Intel blocks registration of INTEL-PLAY

United Kingdom

In Intel Corporation v Kirpal Singh Sihra (CH/2002/APP/0568), the High Court has allowed an appeal by Intel and prevented the registration of the trademark INTEL-PLAY. The court held that allowing the registration would dilute the strength of the plaintiff's famous INTEL mark.

Intel, a well-known US corporation, owns several registrations for the mark INTEL in relation to various forms of computer technology. It opposed Sihra's registration of INTEL-PLAY for "interlocking blocks being constructional toy puzzles". Intel contended that, pursuant to Section 5(2) of the Trademarks Act 1994 (corresponding to Article 5(1)(b) of the Community Trademark Directive), the registration should not be allowed because there was a likelihood that the public would confuse or associate INTEL-PLAY with its INTEL mark.

Intel further argued that, under Section 5(3) of the act (corresponding to Article 5(2) of the directive), the mark should not be registered because it would take "unfair advantage of, or be detrimental to, the distinctive character or the repute" of its prior registered trademark.

The hearing officer rejected Intel's arguments, holding that (i) the two parties' goods were not sufficiently similar for the purposes of Section 5(2) of the Trademarks Act; and (ii) there was little chance of dilution under Section 5(3) of the act. Intel appealed to the High Court.

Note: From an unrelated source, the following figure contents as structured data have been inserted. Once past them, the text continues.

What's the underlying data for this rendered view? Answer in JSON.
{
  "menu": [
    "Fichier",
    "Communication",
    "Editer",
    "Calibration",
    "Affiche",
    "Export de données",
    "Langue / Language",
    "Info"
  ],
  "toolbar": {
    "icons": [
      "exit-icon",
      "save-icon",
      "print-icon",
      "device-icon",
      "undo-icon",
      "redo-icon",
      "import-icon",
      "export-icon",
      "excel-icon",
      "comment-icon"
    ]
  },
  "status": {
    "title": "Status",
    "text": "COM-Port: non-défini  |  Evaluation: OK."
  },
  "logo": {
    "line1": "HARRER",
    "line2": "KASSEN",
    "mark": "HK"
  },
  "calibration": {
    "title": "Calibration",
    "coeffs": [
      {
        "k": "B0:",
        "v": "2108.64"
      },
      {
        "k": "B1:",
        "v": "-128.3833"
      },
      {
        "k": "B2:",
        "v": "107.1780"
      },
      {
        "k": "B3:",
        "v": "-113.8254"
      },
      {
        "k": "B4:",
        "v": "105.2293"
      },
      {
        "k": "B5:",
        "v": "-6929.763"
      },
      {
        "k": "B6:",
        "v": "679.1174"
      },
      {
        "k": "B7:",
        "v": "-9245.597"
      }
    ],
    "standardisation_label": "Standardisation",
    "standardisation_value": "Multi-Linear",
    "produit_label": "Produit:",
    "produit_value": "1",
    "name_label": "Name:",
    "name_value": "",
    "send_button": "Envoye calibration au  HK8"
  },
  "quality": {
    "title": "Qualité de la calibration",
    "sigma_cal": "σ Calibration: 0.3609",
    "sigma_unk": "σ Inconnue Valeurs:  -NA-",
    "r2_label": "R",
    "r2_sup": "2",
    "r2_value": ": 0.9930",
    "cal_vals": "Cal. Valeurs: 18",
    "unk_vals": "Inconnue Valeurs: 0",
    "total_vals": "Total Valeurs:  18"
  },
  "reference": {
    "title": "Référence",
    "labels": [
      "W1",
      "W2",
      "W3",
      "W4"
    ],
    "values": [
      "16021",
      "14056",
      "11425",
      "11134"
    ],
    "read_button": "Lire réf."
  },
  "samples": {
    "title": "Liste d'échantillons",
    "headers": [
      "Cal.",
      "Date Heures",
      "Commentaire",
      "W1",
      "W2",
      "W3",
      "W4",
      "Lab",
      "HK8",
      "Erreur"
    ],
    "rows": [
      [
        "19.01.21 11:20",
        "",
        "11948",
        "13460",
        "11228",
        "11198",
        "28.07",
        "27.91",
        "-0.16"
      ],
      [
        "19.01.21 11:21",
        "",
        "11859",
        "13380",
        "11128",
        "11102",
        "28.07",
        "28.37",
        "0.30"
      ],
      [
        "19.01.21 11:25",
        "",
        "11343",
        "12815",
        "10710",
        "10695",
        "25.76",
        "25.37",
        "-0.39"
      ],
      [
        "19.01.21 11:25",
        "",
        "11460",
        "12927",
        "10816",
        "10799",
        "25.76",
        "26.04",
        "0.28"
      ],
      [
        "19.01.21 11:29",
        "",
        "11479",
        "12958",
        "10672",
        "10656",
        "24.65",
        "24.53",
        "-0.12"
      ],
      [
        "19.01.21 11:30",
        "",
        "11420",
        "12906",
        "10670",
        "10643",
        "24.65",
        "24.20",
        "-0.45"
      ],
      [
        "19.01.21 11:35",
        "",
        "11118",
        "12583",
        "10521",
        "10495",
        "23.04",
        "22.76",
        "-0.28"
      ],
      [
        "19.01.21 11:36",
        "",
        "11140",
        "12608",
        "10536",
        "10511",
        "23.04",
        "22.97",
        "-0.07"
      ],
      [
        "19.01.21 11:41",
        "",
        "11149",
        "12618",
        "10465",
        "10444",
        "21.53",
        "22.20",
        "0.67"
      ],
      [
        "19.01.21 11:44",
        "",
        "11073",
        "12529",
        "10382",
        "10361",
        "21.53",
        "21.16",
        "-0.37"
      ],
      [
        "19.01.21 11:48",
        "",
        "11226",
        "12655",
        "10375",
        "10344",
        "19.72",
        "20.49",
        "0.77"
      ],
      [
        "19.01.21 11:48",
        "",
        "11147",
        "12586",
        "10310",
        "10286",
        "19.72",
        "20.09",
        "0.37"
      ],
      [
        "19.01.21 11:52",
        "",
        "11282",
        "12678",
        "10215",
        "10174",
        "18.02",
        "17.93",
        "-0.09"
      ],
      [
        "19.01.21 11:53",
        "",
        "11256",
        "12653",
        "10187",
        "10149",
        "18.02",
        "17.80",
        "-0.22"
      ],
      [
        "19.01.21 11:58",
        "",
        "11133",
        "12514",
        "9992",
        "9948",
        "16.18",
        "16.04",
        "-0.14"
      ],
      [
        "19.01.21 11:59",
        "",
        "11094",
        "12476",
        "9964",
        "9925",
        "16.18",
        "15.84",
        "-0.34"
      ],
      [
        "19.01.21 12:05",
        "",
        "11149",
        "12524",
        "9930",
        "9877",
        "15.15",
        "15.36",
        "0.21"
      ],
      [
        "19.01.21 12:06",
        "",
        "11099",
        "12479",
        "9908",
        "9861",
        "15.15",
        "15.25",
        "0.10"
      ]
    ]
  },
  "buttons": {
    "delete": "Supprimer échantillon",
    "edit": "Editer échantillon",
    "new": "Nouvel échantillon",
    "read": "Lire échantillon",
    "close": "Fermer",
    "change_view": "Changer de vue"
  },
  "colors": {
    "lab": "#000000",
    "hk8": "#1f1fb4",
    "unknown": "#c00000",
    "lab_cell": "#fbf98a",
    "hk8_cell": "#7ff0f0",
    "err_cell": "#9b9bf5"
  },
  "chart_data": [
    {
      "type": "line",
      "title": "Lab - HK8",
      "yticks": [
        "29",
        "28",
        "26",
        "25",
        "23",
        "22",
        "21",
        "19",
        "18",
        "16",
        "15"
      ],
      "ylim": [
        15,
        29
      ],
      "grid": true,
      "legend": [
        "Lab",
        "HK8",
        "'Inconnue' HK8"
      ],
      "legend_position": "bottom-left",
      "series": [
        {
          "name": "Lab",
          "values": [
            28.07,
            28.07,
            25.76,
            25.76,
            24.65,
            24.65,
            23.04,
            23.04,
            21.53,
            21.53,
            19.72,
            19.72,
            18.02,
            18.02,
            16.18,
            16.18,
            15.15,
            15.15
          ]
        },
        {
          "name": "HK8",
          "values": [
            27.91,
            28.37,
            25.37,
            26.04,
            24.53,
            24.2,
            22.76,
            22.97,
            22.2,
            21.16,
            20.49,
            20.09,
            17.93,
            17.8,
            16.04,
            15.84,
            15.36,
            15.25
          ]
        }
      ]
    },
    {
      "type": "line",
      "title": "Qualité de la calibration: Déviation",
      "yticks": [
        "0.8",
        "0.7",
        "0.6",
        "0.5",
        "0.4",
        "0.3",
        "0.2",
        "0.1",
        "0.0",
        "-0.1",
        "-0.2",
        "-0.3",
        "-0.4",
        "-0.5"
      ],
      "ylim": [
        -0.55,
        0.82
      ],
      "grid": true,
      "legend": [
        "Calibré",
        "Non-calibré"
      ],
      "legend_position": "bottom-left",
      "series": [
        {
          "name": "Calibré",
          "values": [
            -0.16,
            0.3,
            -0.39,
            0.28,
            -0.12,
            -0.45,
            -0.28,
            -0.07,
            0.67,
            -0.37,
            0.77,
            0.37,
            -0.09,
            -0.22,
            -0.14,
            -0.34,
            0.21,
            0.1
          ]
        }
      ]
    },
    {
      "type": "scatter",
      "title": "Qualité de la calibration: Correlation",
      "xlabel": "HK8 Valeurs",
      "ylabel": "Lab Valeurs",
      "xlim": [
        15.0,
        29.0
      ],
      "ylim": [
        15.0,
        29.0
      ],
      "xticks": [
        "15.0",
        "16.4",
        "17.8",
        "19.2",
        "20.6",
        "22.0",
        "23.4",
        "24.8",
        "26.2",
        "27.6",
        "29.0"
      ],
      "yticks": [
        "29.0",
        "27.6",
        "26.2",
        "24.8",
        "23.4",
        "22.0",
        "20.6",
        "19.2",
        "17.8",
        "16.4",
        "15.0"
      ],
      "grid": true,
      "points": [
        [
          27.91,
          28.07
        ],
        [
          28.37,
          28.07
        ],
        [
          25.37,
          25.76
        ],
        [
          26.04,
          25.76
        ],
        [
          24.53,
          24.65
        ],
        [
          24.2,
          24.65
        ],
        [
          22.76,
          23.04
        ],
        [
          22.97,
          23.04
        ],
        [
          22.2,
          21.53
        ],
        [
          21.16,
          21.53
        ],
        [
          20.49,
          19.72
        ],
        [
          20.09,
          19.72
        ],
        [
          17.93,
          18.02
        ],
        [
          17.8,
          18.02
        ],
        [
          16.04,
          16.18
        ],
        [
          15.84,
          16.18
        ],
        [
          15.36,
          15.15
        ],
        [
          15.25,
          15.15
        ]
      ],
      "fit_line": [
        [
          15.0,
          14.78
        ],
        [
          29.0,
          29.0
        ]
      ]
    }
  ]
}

The court allowed the appeal and blocked the INTEL-PLAY registration. It did not feel it necessary to alter the hearing officer's finding under Section 5(2), commenting that the notion of 'similarity' should not be stretched to such an extent that it protects "the unfair use of a well-established mark". However, the court overturned the earlier decision on Section 5(3), reasoning that the INTEL mark did have an established reputation and that INTEL-PLAY would feed off it, leading to greater sales of Sihra's products. It would, said the court "almost inevitably dilute the strength of the INTEL mark".